PCV is expected to optimize the use of the locked value in it, respond to environmental changes in a timely manner, and regulate the issuance of stablecoins. At the same time, PCV can also alleviate some irrational fluctuations caused by human emotions as encountered by many decentralized stablecoins, such as the typical death spiral caused by fear. PCV is extremely helpful for improving the stability and scalability.
The central bank of Ceres protocol is a series of smart-contract-based assets pools. It functions similarly to the central bank of sovereign countries in the real world, storing assets and regulating currency issuance. Ceres' central bank accommodates the collateral and other media needed for the issuance of ASC, and the protocol regulate the issuance by controlling the collateral and media.

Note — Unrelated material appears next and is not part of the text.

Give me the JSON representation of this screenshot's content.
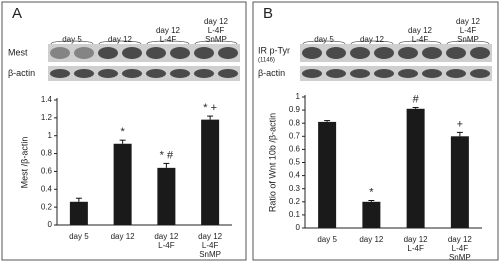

The central bank works with PCV to improve the stability of the protocol. At the same time, the central bank is also an easy gateway for users to invest funds, which will necessarily improve the scalability of the protocol.
The success of any cryptocurrency project depends not only on the innovation of the project itself, but also on the benefits that the users and funds can get from it, which essentially comes from the value capture of the development dividend of the project. The Ceres protocol designs a comprehensive and feasible value capture mechanism, which works to obtain and distribute the benefits from the project’s development to the users and funds. Such a value capture mechanism accelerates the construction of Ceres protocol’s ecosystem, building a positive cycle between project development and benefits.